A new memoir, “Corrections in Ink,” seeks improve the criminal justice system

A new memoir by Keri Blakinger is written from experience.

“Corrections in Ink” got a glowing New York Times review, calling it a “riveting story about suffering, recovery and redemption.”

Blakinger had a Harvard-educated lawyer father and a Cornell-educated grade-school-teacher mother. She did all sorts of childhood activities. She was an award-winninf straight A student.

But what started with bullying turned to self destruction and cutting. She turned to alcohol, Adderall and Ecstasy. She developed an eating disorder. She began using crack and heroin. She attempted suicide.

Blakinger was eventually convicted of criminal possession of a controlled substance, which was heroin, and spent almost two years in jails and prisons.

“The things that scare you in jail are not what you expect them to be. It’s not getting shanked. It’s not dropping the soap.
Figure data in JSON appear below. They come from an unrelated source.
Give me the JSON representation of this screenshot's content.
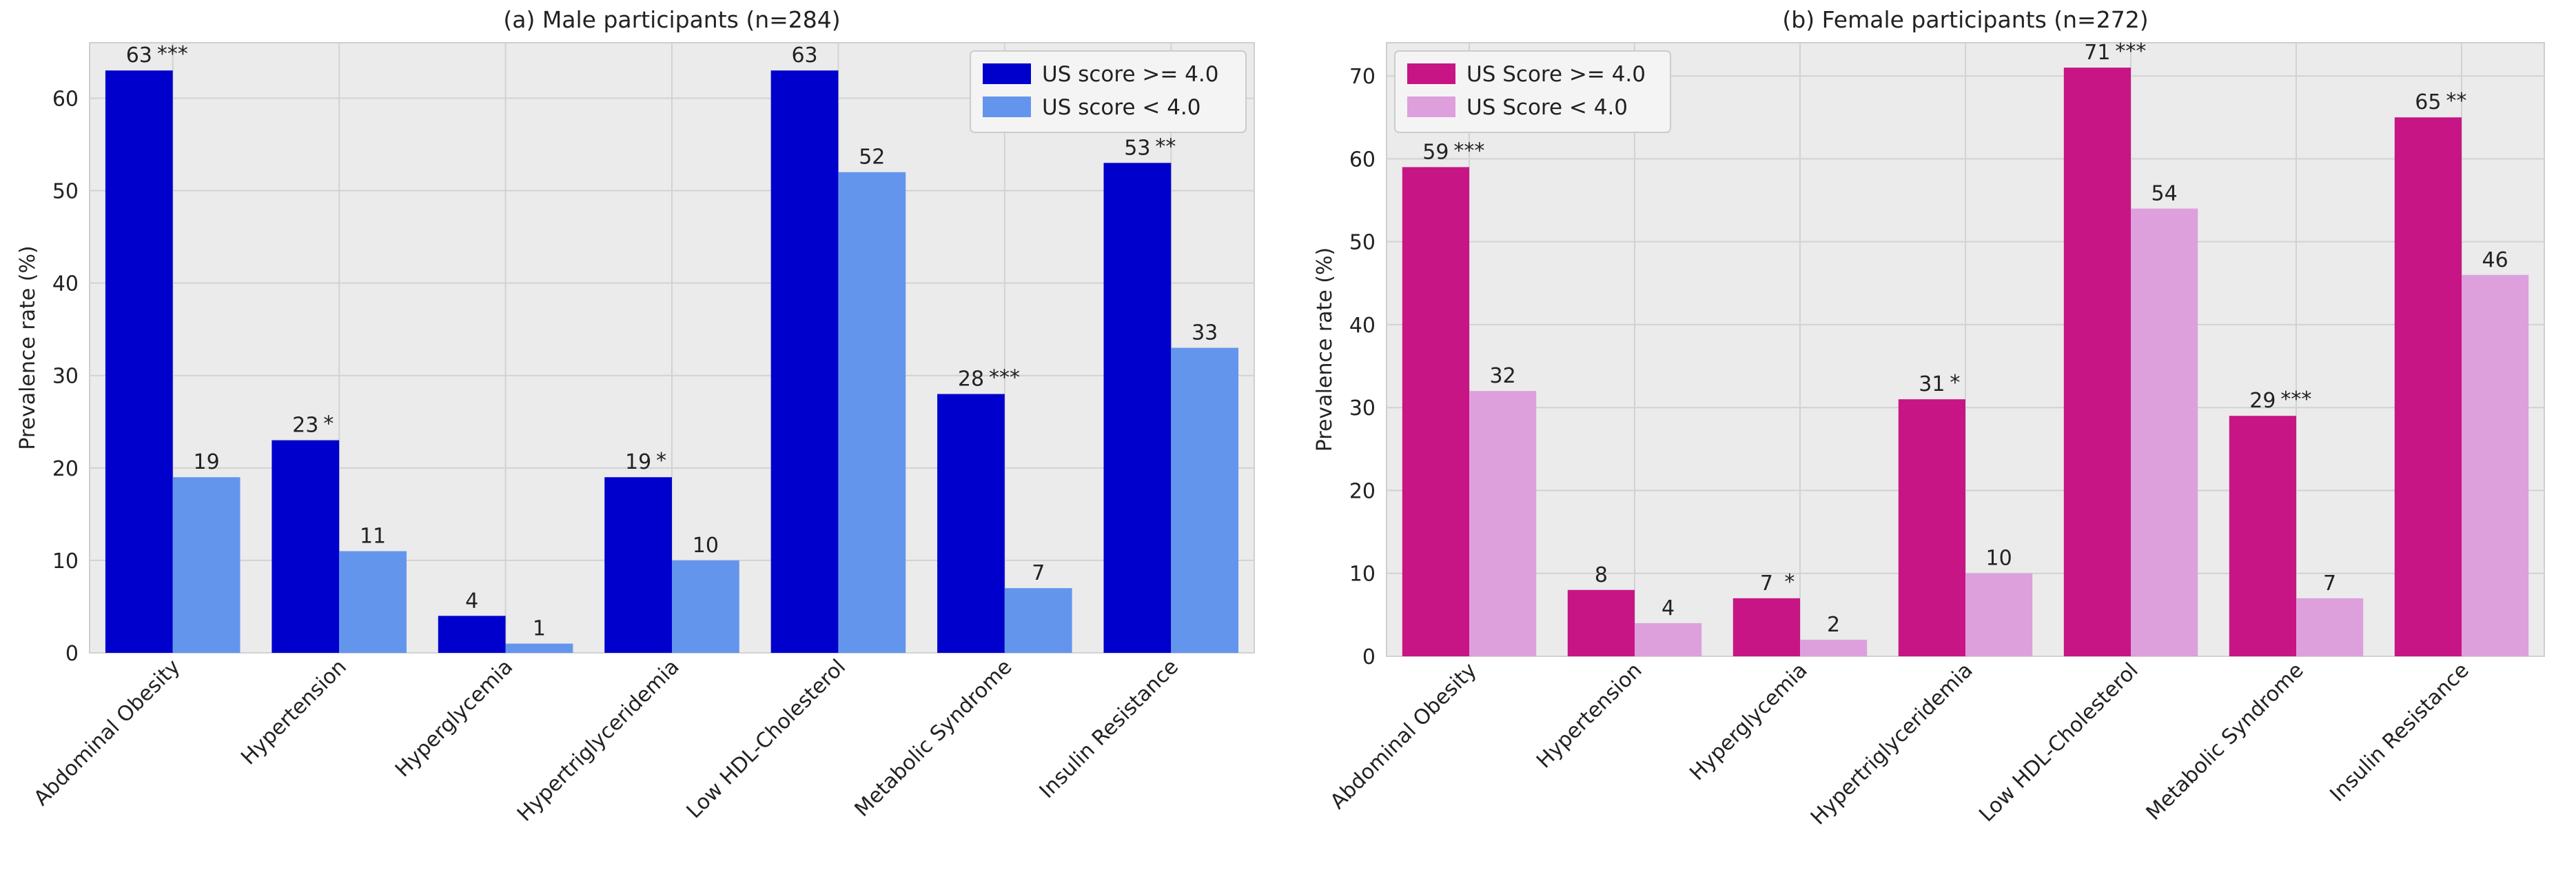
{
  "chart_data": [
    {
      "type": "bar",
      "title": "(a) Male participants (n=284)",
      "xlabel": "",
      "ylabel": "Prevalence rate (%)",
      "ylim": [
        0,
        66
      ],
      "yticks": [
        0,
        10,
        20,
        30,
        40,
        50,
        60
      ],
      "grid": true,
      "legend_position": "top-right",
      "categories": [
        "Abdominal Obesity",
        "Hypertension",
        "Hyperglycemia",
        "Hypertriglyceridemia",
        "Low HDL-Cholesterol",
        "Metabolic Syndrome",
        "Insulin Resistance"
      ],
      "series": [
        {
          "name": " US score >= 4.0",
          "color": "#0000cc",
          "values": [
            63,
            23,
            4,
            19,
            63,
            28,
            53
          ]
        },
        {
          "name": "US score < 4.0",
          "color": "#6495ed",
          "values": [
            19,
            11,
            1,
            10,
            52,
            7,
            33
          ]
        }
      ],
      "significance": [
        "***",
        "*",
        "",
        "*",
        "",
        "***",
        "**"
      ]
    },
    {
      "type": "bar",
      "title": "(b) Female participants (n=272)",
      "xlabel": "",
      "ylabel": "Prevalence rate (%)",
      "ylim": [
        0,
        74
      ],
      "yticks": [
        0,
        10,
        20,
        30,
        40,
        50,
        60,
        70
      ],
      "grid": true,
      "legend_position": "top-left",
      "categories": [
        "Abdominal Obesity",
        "Hypertension",
        "Hyperglycemia",
        "Hypertriglyceridemia",
        "Low HDL-Cholesterol",
        "Metabolic Syndrome",
        "Insulin Resistance"
      ],
      "series": [
        {
          "name": "US Score >= 4.0",
          "color": "#c71585",
          "values": [
            59,
            8,
            7,
            31,
            71,
            29,
            65
          ]
        },
        {
          "name": "US Score < 4.0",
          "color": "#dda0dd",
          "values": [
            32,
            4,
            2,
            10,
            54,
            7,
            46
          ]
        }
      ],
      "significance": [
        "***",
        "",
        "*",
        "*",
        "***",
        "***",
        "**"
      ]
    }
  ]
}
Instead, these are things that keep you up all night: What does the fact that you ended up here say about you as a person? Does it mean you are bad? Or just bad at life?” she writes in the book.

In prison, she committed herself to programs and counseling that led to recovery. She was released when she was 28.
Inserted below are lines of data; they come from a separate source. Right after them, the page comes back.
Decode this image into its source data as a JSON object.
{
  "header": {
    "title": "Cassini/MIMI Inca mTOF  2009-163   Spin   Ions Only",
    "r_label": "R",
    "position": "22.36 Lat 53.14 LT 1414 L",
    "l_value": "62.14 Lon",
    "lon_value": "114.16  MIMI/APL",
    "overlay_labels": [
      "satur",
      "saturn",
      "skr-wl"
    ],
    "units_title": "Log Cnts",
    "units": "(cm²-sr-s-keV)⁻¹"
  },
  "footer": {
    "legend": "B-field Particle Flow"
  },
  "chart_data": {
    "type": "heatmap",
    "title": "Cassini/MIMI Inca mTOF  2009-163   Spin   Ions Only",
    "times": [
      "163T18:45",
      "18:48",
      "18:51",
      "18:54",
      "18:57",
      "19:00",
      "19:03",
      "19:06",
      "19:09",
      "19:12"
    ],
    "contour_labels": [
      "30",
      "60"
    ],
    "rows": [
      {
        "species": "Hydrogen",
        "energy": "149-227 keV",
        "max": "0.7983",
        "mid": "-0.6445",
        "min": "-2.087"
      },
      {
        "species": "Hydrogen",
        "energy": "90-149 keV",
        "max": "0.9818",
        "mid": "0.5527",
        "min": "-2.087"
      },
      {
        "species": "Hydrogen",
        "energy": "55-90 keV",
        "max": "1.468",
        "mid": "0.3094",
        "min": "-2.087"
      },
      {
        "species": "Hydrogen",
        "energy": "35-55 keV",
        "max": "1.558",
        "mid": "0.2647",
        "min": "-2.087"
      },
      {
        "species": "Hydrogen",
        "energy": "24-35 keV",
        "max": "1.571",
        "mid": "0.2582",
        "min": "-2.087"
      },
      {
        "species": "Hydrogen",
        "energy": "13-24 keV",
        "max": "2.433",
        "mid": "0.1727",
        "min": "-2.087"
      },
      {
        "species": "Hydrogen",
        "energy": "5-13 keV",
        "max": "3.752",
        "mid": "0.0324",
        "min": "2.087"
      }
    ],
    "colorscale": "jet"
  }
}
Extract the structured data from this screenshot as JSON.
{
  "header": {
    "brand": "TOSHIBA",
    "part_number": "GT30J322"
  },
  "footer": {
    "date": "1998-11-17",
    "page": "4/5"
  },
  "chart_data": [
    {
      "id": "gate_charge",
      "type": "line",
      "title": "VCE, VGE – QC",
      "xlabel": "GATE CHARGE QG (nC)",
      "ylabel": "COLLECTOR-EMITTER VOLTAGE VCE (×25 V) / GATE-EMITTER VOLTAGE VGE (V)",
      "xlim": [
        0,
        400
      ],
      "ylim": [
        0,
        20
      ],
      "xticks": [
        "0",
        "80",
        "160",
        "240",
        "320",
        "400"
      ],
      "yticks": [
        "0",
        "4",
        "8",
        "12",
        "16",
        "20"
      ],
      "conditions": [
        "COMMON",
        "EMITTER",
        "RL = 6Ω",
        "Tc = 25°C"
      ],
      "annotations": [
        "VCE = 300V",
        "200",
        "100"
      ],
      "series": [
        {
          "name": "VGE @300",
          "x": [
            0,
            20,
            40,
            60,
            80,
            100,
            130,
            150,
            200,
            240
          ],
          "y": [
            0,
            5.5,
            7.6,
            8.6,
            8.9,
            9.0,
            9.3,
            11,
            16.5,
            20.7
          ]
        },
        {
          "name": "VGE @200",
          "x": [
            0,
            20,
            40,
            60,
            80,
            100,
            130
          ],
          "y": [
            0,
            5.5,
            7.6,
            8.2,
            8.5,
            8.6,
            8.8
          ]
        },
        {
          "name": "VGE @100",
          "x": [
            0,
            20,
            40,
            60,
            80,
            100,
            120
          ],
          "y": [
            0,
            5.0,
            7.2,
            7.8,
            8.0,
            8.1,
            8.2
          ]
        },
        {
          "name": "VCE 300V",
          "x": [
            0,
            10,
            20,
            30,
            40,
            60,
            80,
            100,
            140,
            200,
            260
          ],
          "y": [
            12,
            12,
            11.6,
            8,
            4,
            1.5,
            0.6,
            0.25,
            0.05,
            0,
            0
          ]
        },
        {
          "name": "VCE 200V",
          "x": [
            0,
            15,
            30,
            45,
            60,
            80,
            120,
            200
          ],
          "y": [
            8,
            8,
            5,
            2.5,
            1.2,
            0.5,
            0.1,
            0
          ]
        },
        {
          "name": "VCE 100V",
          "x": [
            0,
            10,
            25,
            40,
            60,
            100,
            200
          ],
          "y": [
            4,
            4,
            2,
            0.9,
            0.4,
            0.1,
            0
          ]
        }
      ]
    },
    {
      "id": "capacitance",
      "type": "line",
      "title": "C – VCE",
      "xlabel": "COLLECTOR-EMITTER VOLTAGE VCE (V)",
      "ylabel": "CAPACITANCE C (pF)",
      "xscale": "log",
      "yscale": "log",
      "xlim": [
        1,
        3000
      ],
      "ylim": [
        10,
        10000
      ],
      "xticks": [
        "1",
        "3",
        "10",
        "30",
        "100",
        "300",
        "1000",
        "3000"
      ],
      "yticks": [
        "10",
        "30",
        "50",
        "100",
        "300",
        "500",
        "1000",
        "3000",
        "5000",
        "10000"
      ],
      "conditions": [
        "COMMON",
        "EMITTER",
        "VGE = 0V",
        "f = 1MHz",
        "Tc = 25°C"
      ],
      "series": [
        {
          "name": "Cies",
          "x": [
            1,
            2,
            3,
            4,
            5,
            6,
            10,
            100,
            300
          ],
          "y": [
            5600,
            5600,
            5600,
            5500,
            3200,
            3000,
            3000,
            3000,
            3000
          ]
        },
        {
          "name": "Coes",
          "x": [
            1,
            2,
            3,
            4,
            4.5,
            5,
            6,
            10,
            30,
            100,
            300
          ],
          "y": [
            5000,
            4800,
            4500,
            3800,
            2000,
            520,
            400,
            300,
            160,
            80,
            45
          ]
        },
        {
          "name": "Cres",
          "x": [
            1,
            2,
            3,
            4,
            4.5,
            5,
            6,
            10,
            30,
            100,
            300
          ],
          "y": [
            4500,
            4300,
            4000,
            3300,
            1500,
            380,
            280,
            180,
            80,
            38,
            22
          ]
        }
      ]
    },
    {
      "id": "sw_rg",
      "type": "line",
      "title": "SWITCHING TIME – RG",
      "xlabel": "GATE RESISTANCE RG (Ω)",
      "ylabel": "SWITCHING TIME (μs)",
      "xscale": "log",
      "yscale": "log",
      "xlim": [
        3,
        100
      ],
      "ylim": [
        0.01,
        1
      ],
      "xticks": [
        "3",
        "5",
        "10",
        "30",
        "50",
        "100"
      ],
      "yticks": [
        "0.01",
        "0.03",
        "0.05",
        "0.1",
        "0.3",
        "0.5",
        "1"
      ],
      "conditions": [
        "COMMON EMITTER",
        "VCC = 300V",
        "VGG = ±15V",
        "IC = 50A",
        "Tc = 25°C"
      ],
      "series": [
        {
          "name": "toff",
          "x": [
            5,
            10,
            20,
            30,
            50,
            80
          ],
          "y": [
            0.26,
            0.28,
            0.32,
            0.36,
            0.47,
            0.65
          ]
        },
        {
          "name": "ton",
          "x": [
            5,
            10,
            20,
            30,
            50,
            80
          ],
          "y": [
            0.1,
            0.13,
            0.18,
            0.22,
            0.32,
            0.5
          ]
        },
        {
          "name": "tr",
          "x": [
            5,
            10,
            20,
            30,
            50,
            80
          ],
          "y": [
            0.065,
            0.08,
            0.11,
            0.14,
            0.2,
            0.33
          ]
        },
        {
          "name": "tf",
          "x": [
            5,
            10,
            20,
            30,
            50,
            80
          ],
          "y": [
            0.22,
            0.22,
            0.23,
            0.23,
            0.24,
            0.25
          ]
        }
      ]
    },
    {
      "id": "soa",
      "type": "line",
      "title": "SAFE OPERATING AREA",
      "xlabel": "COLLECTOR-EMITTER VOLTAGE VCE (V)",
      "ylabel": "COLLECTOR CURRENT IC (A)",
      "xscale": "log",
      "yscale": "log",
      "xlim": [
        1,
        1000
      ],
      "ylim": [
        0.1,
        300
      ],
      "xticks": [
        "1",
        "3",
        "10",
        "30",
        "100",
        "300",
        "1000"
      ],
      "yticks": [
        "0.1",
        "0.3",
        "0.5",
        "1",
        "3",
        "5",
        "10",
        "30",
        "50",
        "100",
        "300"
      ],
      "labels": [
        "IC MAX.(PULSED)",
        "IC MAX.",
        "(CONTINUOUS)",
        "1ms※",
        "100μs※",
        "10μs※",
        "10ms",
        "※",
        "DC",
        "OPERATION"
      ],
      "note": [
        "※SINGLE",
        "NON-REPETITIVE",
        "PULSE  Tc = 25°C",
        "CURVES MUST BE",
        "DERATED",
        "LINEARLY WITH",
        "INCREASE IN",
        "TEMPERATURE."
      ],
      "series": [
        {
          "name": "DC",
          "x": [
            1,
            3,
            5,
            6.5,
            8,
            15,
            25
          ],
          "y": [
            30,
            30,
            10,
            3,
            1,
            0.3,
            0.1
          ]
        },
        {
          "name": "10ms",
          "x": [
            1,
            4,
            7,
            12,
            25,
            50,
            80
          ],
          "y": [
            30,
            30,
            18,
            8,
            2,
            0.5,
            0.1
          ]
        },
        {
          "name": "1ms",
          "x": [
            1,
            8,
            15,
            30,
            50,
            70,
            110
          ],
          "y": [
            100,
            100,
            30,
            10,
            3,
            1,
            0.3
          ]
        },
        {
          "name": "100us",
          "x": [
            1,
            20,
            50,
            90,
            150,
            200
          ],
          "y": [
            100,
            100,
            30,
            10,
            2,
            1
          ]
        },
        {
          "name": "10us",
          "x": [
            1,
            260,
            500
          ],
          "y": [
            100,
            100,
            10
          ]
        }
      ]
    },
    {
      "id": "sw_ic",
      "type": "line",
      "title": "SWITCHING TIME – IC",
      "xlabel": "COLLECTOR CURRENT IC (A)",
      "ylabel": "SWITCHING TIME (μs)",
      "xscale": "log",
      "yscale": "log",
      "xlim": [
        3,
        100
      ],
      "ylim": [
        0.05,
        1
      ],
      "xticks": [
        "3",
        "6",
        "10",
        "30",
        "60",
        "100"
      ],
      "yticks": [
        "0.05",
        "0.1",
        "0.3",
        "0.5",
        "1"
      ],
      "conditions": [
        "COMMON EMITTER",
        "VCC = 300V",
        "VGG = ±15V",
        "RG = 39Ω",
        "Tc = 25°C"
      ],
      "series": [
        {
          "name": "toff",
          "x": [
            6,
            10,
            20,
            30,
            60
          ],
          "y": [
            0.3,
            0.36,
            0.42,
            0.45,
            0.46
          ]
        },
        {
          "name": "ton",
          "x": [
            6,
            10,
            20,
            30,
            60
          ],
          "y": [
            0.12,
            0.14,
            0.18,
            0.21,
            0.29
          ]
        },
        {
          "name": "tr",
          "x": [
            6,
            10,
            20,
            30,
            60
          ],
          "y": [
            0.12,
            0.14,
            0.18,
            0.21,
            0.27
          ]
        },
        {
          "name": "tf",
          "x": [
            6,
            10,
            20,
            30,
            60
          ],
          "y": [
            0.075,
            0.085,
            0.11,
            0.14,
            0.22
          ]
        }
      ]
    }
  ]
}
While incarcerated Blakinger witnessed and experienced abuse and inhumane conditions. She began studying and writing about the criminal justice system. She writes a column for The Marshall Project. The Washington Post put her on a reporting team that won a National Magazine Award for coverage of women’s jails.

She wants to make good now, make up for the lost time, she says, her life is now about undoing the lost time and helping others with her memoir better understand what happens inside America’s criminal justice system.